Os municípios identificaram, até agora, cerca de 67 mil famílias a viverem em condições indignas.

As Estratégias Locais de Habitação assentam “em mais de 40%” na reabilitação do parque habitacional dos municípios, “muito dele devoluto porque não havia fontes de financiamento”, contabiliza a ministra.

Marina Gonçalves regista também “um avanço muito positivo” no número de proprietários privados que querem reabilitar devolutos. “Temos várias centenas de proprietários privados que já apresentaram candidaturas no IHRU [Instituto da Habitação e Reabilitação Urbana]”, disse.

Transição do alojamento local

A ministra da Habitação não tem previsões sobre o número de casas do alojamento local que possam sair desta atividade para o arrendamento habitacional, mas afirma que “quantas mais forem, melhor”, pois todas ajudam na resposta ao problema da habitação.

“Temos cerca de 70 mil apartamentos no alojamento local, no país todo […]. Se tivéssemos parte de apartamentos, destes 70 mil, que são apartamentos habitacionais, [se parte deles] pudessem ser mobilizados para a habitação, era uma grande ajuda para aquela que é a emergência e a urgência da resposta habitacional”, sublinha a ministra.

Marina Gonçalves não tem previsões sobre o número destas casas que possa passar para o arrendamento habitacional, mas não tem dúvidas: “Quantas mais vierem deste número, melhor resposta teremos no mercado habitacional, nesta modalidade de apartamento”, sendo “difícil dizer que seriam 10, que seriam 20, que seriam 100”.

O programa Mais Habitação contempla incentivos fiscais, determinando que quem mude uma casa do alojamento local (AL) para o arrendamento fique isento de IRS nas rendas durante vários anos, não tendo também limites na definição do valor da renda.
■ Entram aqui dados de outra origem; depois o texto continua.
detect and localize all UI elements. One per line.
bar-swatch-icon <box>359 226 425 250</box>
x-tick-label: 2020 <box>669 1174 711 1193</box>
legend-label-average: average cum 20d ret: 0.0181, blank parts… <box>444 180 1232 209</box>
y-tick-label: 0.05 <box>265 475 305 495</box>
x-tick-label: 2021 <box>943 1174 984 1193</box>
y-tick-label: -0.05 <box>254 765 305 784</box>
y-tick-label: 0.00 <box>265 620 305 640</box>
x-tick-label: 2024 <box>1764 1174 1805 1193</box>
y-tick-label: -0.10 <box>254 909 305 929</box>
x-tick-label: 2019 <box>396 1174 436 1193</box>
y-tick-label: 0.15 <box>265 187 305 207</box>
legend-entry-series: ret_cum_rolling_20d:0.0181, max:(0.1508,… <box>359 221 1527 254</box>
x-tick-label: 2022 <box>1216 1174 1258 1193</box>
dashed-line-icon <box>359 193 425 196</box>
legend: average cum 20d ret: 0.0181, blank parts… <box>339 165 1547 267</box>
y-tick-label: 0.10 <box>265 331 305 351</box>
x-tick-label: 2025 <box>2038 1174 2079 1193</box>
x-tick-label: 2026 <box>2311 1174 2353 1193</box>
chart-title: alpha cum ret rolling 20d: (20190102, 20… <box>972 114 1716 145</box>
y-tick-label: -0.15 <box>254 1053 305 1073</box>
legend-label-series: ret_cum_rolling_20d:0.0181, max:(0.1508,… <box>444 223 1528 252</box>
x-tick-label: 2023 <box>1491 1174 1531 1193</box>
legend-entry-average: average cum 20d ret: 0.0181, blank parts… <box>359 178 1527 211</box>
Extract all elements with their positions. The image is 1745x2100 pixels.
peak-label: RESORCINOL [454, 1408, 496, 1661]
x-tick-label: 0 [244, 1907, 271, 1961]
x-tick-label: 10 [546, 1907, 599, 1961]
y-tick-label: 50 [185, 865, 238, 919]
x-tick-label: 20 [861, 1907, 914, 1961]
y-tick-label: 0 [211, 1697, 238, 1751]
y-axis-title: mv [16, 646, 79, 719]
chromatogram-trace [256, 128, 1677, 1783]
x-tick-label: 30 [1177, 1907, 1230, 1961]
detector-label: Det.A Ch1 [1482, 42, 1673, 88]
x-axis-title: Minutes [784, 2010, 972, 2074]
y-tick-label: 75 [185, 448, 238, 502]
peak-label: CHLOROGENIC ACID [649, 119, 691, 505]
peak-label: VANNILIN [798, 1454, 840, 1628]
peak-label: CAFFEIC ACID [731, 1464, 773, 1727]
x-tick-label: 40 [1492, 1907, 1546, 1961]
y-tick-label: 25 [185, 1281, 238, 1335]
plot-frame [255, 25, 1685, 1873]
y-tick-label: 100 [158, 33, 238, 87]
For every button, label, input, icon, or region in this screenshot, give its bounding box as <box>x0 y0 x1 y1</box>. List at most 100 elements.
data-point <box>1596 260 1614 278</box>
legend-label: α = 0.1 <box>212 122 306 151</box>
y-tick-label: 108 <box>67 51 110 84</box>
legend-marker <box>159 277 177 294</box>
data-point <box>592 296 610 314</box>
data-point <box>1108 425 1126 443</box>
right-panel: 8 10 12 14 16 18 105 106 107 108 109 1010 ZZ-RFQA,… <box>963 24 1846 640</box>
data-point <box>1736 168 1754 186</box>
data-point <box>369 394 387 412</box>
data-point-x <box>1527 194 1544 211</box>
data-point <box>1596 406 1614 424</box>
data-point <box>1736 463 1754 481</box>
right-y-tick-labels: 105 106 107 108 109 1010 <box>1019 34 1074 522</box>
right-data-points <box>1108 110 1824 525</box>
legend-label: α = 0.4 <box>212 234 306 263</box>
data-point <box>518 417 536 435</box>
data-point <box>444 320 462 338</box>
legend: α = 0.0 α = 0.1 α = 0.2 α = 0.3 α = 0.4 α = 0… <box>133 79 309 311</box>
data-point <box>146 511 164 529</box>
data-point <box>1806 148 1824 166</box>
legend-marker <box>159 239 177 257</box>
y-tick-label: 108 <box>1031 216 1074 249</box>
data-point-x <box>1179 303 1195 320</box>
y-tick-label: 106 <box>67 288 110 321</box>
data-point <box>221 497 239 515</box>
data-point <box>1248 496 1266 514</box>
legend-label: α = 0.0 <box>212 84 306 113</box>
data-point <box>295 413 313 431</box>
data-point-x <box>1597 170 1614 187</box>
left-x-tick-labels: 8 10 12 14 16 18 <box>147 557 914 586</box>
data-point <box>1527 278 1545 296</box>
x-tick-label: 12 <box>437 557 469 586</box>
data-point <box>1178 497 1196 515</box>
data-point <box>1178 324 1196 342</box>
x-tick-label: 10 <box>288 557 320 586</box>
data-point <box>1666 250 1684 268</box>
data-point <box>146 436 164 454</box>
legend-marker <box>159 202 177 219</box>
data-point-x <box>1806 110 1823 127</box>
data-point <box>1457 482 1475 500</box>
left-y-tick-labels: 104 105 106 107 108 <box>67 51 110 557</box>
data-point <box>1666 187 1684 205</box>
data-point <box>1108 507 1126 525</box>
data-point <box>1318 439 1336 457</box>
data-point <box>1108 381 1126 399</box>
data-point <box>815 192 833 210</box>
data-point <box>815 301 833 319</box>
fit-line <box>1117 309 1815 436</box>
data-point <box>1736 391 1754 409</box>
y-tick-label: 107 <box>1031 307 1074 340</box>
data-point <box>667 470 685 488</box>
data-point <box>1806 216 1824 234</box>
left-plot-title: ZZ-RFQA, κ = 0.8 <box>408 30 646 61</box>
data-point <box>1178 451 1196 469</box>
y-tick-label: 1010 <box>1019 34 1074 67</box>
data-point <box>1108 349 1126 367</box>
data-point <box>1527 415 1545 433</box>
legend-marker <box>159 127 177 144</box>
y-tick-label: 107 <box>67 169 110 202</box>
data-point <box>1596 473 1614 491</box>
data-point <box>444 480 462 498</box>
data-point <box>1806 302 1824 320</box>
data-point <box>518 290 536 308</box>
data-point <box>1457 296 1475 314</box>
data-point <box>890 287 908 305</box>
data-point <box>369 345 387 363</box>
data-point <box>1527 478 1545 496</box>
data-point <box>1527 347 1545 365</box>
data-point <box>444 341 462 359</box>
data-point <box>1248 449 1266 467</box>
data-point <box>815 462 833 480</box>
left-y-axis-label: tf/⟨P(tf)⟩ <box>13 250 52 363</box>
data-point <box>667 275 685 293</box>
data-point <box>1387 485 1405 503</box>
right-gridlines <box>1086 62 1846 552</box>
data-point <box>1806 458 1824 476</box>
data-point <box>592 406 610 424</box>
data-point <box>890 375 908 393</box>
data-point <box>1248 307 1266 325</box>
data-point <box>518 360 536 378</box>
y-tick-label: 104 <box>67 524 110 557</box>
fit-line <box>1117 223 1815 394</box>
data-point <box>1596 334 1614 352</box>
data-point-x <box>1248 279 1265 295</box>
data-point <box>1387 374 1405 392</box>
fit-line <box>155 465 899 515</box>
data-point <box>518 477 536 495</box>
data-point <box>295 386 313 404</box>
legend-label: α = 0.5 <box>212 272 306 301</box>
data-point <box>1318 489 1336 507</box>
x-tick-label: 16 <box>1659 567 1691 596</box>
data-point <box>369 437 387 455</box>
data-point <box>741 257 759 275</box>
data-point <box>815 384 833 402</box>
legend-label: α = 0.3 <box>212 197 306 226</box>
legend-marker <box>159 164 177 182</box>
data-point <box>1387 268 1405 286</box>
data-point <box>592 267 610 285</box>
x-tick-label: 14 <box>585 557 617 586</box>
Por outro lado, nas zonas de pressão urbanística, o AL será sujeito a uma contribuição extraordinária de 20% – que incide sobre uma parte do rendimento gerado e cujo cálculo tem em conta os valores médios do arrendamento e da receita do imóvel.

O objetivo desta medida é, precisa a ministra, criar incentivos que mobilizem e não obrigar à mudança. “Não estou a obrigar, não estou a acabar com o alojamento local, não estou a obrigar a transitar para o arrendamento, estou a criar um incentivo para dizer: é apelativo o arrendamento”, acentua.

Sobre os vistos ‘gold’ e nomeadamente a reivindicação das regiões autónomas de ficarem de fora das novas limitações contempladas no Mais Habitação, Marina Gonçalves considera que, com a proposta do Governo em discussão no parlamento, esta é a fase “de ouvir todas as propostas”.

Salienta, contudo, que mais de 90% dos investimentos dos vistos ‘gold’ é no imobiliário, o que acaba por ter um efeito indireto no mercado habitacional “porque faz aumentar, obviamente, o custo da habitação”, como refere o relatório que mediu o impacto destas autorizações de residência.

“Não queremos com isto desincentivar o investimento no país, pelo contrário, mas já temos uma política de vistos geral, um regime geral de atribuição de vistos que assenta também no investimento”, precisa a governante, lembrando que esta é uma discussão que está a ser feita um pouco por toda a Europa.

Relativamente a medidas como a que foi tomada pelo Canadá (que impediu a venda de casas a não residentes) e ao impacto que a atração de nómadas digitais está também a ter nos preços da habitação, Marina Gonçalves, admite que esta terá algum impacto indireto, mas “não tem dimensão”.

“[O impacto dos nómadas digitais] Não tem uma dimensão por si, vista individualmente, uma dimensão indireta no preço da habitação”, refere, considerando que, com isto, não quer dizer que não se deva “fazer esse debate no futuro”.

Linha bonificada para cooperativas

O Governo ainda está a desenhar a linha de financiamento para as cooperativas, “mas a ideia é que seja bonificada”. Marina Gonçalves reconhece entraves no acesso ao financiamento e ao crédito por parte das cooperativas.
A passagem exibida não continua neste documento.